I know that the FAQ explains that each URL is visited 3 times and the median result is recorded. However, I noticed that the response to this post in the Meta section indicates that that the monthly crawl can take several weeks to complete. Taking these two together, I am curious if the repeat measurements mentioned in the FAQ are made consecutively after the initial visit or are they scattered throughout the crawl. If the 3 visits are made consecutively, are there methods to account for the differences in networking conditions between two sites which were measured at different times of day? For example, there is likely to be more traffic and congestion in the Internet at 10am when compared to 2am.
The FAQ actually needs to be updated. We’ve reduced the number of runs per test from 3 to 1 to be able to handle the 10x sample size increase last year.
Network conditions are a valid source of concern if what you’re trying to measure is affected by round trip time (RTT). In synthetic testing like this, however, it’s impossible to get a test that’s representative of a typical user experience for all ~5M websites each month. Some users are closer to the web server, some users have slower connections, etc. Similarly, some users have slower phones or laptops and so JS execution may take longer. So I’d recommend that you don’t read too closely into time-based measurements in synthetic testing.
If you want to understand how long it typically takes users to load a page, I strongly recommend using a real-user dataset like the Chrome UX Report instead.
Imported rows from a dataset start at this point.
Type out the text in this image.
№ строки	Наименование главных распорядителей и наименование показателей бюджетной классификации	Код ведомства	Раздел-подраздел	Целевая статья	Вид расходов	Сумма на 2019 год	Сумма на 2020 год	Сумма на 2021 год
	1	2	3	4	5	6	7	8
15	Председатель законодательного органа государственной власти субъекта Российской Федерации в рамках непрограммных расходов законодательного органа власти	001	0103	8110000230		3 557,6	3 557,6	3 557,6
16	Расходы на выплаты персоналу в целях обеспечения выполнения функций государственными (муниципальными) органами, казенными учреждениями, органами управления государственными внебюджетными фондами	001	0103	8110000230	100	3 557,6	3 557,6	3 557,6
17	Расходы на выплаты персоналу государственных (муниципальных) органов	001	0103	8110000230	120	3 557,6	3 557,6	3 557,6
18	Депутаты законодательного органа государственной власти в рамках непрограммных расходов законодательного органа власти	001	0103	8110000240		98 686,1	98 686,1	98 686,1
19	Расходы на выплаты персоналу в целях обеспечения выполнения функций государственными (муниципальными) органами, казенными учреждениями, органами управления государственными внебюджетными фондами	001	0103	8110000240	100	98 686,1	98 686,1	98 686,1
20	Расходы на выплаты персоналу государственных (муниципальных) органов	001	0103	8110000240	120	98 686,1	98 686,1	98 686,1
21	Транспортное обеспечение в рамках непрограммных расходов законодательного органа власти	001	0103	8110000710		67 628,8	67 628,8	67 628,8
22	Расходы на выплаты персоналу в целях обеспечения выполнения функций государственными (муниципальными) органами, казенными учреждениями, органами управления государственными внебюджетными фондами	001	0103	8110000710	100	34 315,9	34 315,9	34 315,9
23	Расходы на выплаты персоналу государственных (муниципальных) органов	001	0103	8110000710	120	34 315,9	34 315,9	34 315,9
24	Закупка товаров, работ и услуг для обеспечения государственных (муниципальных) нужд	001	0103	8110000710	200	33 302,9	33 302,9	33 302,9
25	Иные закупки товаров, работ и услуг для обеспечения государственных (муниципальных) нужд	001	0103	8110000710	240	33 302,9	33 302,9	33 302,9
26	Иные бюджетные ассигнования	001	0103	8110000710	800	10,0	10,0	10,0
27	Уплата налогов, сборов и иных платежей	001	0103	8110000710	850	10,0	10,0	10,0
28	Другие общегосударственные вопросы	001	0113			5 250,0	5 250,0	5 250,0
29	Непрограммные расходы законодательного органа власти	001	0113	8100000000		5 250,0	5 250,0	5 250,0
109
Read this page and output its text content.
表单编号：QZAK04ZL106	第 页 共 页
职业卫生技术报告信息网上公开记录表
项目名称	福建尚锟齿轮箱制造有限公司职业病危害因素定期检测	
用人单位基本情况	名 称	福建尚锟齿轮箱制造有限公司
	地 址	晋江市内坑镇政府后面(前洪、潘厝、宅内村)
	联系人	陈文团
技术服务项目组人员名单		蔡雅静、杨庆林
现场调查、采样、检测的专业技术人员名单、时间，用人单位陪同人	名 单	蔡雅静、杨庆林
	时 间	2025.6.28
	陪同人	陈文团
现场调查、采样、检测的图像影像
To answer your underlying question though, when we did run the test 3 times, it was consecutively.
I actually use the httparchive.org results to benchmark a group of sites
that we monitor more frequently, because who monitors the monitor and
over the time the httparchive.org results can be considered indicative
and a reasonable basis for comparison. However, since the number of
tests per run has been reduced from three to one the variance for any
particular site has gone up. This usually seems to be down to “network
effects” and these can be extremely difficult to track.